Overview on Pathophysiology of Pneumonia
Krushna K. Zambare*1, Avinash B. Thalkari1
SBSPM’s B. Pharmacy College, Ambajogai – 431517. Dist. Beed. Maharashtra.

*Corresponding Author E-mail: krushnazambare1@gmail.com



Pneumonia is an infection in one or both lungs. It is caused by bacteria, viruses, or fungi etc. In greek language "pneumon" means "lung," so the word "penumonia" means "lung disease. With pneumonia, the lungs may fill with fluid or pus. The pneumonia can be life-threatening to anyone, but predominantly infants, children and people over 65 are at higher risk. Pneumonia symptoms may vary from so milder to severe that hospitalization is required.
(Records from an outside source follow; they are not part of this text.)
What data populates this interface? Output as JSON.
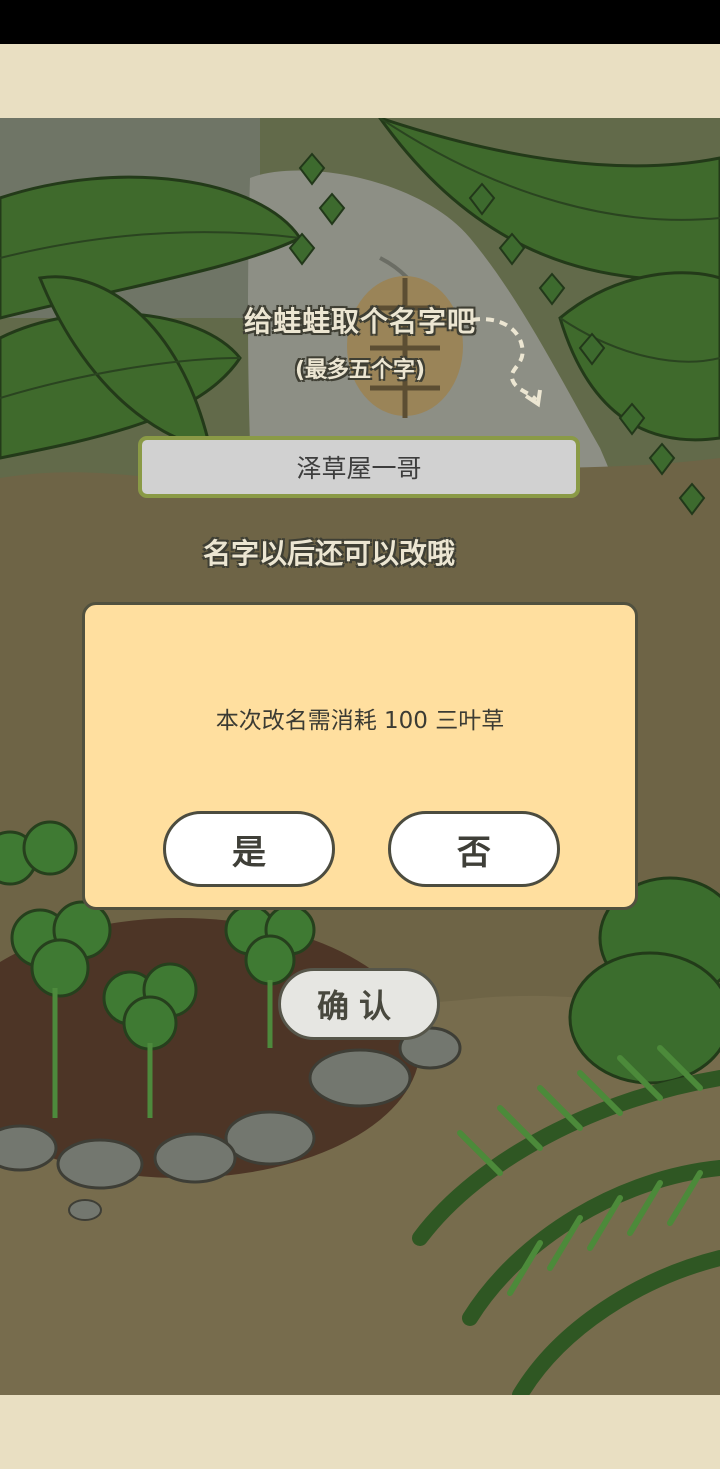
{
  "prompt": {
    "title": "给蛙蛙取个名字吧",
    "subtitle": "(最多五个字)",
    "hint": "名字以后还可以改哦"
  },
  "name_input": {
    "value": "泽草屋一哥"
  },
  "dialog": {
    "message": "本次改名需消耗 100 三叶草",
    "yes_label": "是",
    "no_label": "否"
  },
  "confirm_label": "确认",
  "colors": {
    "panel": "#ffdf9f",
    "input_border": "#8a9a46",
    "leaf": "#3f6a2c",
    "ground": "#6e6446"
  }
}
Patients with pneumonia should get medical attention to prevent the complications and health hazards. Proper treatment and care of pneumonia patient can prevent the morbidity and mortality associated with it.


KEYWORDS: Pneumonia, Community acquired pneumonia, Streptococcus pneumonia, chronic pneumonia.




Pneumonia is an inflammation of lung primarily affecting the air sacs called alveoli or interstitial spaces.1 In greek language "pneumon" means "lung," so the word "penumonia" means "lung disease."2 Peoples of all ages are affected by this disease but occur more severe in older adults, babies, and people with other disorders can become very ill.3 Pneumonia causes the morbidity and mortality in HIV infected patients4.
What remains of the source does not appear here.